Already, the Pro Farmer tour is outdated as the crop is improving rapidly now to finish off the season. The crop conditions improved 1% in corn to 73% G/E yesterday and declined 1% in soybeans to 70% G/E, but the yield models in both crops continued to rise rapidly. Corn is now the highest rated it has been since the massive crop of 1994, with soybeans the highest rated crop ever in 29 years. This is truly a mammoth crop! The Pro Ag corn yield model rose 2.3 bushels per acre to 173.8 bushels an acre, with the soybean yield model rising 0.41 bushels per acre to 47 bushels per acre. It's likely that this crop will not only shatter yield records, but will shatter them with a once-in-decades record!
The crop is also developing nicely, with corn now at 83% dough stage vs. 78% normally, and 35% dented vs. 43% normally. Soybeans are slightly ahead of normal pace with 90% setting pods vs. 89% normally. Cotton conditions rose 1% yesterday to 51% G/E, with development at normal levels at 19% bolls opening vs. 18% normally. Sorghum conditions declined 1% to 58% G/E, with 86% headed (vs. 85% normally), 52% coloring (vs. 44% normally), and 34% mature (vs. 27% normally). Rice conditions were steady at 74% G/E, with 11% harvested vs. 17% normally.
HRS wheat is only 27% harvested vs. 49% normally, with only 10% harvested last week during what was a wet week in HRS wheat country. However, weather will be clearing most of this week, and it's expected that harvest will be rapid. HRS wheat conditions declined 2% to 66% G/E due to the rain delays in harvest this week. Oats are 74% harvested vs. 86% normally. Barley is 43% harvested vs. 50% normally, with the rating dropping a large 6% to 56% G/E due to the rain delays and the quality damage that it can produce in barley.

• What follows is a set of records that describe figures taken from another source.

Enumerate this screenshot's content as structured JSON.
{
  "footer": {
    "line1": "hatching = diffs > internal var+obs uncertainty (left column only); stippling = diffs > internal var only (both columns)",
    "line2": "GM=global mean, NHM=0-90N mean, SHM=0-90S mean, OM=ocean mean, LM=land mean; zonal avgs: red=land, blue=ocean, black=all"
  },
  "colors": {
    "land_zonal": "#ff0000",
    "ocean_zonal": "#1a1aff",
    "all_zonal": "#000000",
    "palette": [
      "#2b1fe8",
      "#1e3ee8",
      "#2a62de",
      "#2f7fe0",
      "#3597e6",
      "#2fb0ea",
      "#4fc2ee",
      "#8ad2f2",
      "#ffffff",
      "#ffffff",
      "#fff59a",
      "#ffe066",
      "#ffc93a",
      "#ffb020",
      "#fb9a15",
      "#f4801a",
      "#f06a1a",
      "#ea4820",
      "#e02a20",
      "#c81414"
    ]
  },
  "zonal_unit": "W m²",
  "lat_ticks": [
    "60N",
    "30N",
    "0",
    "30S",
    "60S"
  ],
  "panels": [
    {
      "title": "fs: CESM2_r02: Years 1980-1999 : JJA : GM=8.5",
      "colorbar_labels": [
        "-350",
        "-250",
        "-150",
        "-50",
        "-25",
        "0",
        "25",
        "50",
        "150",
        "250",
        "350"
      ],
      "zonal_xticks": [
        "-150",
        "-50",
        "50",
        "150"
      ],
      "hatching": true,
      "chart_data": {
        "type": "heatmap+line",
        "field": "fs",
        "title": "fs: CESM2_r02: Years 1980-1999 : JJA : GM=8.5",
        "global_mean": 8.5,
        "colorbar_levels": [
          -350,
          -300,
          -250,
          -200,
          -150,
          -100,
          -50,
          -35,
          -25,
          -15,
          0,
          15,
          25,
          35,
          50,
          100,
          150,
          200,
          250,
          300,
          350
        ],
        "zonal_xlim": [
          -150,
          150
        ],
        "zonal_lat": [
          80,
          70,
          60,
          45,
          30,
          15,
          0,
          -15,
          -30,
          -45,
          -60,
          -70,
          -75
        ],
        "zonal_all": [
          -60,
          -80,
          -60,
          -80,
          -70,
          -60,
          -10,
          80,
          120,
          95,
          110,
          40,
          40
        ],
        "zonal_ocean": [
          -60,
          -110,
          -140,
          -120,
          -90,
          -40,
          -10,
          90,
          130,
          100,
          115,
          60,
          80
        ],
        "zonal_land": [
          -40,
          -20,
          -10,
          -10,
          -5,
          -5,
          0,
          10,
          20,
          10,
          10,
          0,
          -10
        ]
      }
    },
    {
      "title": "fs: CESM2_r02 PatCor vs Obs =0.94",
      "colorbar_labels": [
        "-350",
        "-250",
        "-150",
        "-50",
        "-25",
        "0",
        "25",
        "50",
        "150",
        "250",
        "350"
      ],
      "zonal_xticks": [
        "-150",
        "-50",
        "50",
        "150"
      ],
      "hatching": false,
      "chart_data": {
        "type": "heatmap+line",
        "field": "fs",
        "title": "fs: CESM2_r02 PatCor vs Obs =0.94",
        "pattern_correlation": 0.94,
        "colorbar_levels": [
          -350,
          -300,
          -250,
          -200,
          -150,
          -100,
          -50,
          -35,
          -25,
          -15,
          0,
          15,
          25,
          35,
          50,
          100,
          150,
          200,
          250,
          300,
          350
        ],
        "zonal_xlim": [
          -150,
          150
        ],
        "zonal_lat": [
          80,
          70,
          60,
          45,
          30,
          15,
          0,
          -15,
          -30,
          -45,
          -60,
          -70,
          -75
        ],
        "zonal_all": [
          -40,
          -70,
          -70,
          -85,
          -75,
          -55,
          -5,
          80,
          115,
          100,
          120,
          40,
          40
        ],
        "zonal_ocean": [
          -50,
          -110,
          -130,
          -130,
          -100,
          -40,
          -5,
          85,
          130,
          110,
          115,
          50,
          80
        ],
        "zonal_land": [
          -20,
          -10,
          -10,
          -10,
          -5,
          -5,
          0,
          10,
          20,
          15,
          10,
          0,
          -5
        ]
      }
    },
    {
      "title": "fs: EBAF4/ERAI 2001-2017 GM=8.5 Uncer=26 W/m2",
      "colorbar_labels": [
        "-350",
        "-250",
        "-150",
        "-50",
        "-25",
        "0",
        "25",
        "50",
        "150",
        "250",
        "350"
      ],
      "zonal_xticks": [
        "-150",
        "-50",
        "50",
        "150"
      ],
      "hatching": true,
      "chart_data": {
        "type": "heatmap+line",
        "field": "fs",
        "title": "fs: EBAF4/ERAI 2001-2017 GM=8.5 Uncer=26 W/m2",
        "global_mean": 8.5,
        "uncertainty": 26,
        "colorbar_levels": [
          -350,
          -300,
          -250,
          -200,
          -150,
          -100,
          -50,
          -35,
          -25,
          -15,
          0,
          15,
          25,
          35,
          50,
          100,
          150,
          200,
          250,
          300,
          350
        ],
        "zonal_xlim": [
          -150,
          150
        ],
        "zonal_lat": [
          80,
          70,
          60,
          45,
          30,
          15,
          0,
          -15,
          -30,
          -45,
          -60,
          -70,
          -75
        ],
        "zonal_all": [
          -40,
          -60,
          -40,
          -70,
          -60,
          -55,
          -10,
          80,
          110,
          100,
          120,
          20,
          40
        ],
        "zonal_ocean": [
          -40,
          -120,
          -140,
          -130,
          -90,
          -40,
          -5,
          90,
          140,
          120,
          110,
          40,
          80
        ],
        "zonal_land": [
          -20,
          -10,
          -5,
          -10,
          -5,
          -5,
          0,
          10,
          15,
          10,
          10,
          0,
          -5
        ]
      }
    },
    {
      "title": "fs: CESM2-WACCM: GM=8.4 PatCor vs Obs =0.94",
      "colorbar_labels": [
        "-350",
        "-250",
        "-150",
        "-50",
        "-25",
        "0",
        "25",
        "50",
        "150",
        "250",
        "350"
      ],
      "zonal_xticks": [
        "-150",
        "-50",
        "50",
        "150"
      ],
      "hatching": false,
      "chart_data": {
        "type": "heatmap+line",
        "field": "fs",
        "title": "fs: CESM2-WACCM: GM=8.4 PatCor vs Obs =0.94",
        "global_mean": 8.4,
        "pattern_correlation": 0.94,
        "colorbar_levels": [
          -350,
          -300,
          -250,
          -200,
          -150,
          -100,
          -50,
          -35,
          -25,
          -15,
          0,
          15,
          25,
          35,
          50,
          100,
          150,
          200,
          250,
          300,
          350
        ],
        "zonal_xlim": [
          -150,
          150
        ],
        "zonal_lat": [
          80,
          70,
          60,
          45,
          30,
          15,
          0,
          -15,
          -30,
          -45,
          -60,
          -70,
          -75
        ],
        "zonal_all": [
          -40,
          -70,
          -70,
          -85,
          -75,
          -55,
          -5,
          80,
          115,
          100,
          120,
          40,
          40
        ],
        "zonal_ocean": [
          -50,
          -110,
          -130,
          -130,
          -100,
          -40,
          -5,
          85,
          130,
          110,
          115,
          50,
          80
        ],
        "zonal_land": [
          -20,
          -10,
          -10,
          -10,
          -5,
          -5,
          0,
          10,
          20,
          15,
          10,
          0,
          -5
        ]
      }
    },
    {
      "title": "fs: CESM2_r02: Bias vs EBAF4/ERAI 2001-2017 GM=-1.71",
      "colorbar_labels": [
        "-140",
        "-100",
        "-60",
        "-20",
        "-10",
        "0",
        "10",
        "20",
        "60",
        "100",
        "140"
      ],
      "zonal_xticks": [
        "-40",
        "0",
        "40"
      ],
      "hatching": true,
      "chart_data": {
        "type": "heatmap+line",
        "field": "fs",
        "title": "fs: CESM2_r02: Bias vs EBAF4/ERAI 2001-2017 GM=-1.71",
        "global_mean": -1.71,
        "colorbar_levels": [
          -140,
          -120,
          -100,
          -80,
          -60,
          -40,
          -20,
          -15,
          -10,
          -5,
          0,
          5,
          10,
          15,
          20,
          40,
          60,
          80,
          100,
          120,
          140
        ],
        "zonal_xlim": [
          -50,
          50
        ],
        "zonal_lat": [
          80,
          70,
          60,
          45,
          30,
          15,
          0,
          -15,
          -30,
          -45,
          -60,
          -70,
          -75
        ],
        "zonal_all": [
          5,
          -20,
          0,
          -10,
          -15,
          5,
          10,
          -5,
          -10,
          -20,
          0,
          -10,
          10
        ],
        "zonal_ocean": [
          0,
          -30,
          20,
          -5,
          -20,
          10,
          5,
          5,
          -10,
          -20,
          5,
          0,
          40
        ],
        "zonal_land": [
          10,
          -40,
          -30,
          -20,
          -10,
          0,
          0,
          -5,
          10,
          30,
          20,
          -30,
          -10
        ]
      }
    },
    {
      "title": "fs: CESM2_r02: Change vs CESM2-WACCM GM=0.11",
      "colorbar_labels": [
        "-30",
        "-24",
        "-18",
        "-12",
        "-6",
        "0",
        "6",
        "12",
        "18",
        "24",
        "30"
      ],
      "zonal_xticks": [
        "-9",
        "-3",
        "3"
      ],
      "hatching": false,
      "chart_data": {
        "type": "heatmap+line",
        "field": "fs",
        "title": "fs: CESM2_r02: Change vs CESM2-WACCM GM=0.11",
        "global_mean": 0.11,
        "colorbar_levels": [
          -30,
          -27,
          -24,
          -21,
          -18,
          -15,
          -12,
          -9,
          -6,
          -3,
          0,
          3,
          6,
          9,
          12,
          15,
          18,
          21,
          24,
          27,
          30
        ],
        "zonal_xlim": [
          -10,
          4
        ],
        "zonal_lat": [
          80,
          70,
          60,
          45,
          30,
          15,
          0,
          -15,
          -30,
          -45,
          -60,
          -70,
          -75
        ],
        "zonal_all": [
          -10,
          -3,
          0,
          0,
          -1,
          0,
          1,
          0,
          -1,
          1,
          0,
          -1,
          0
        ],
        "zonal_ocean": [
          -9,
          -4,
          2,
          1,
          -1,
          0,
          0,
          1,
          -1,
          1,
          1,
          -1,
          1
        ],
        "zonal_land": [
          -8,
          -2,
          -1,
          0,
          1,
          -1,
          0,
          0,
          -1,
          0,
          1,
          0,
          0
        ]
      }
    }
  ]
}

Overall, we have a mammoth corn and soybean crop on the way, with corn approaching 174 bushels per acre and soybeans at 47 bushels per acre and rising. HRS wheat and barley are declining in condition due to quality concerns, but the crop is also a good one if we can just get it harvested.
We have rehedged all grains recently, remaining 100% hedged for multiple years as the trend is down and we are going to have record-shattering, mammoth large yields of grains in 2014. We may have to revise lower our objectives of expected lows under $9 soybeans and $3.30 corn during harvest. In fact, the next targets are about $9.40 lows soybeans and $3.30 corn, but the targets becoming more likely to be hit are $8.40 soybeans and $3.05 corn for lows if we keep adding bushels to this year's crop, and frost stays away this fall until crop maturity.
They are surprisingly low prices we are forecasting at $8.40 Nov. soybeans and $3.05 Dec corn for the lows (likely around the January final crop report), but we need to take prices low enough to attract demand to get rid of this mammoth crop, and limit supply increases in 2015 with very low prices until spring planting is completed. It's likely we will make multiple year lows (like for the next three years) this winter and into spring.
It should be a long, slow low formed after this massive crop, with corn and soybean prices likely to form a bowl bottom on the three-year lows made this late fall/winter. There will be plenty of time to buy it at or near the lows, as it could take three months or more to form the bottom. There will be a lot of lamenting about how low prices will get this coming year, especially among those who did not hedge heavily. This will be a great time for buyers of grains to buy up multiple years of grain sometime from January to April 2015.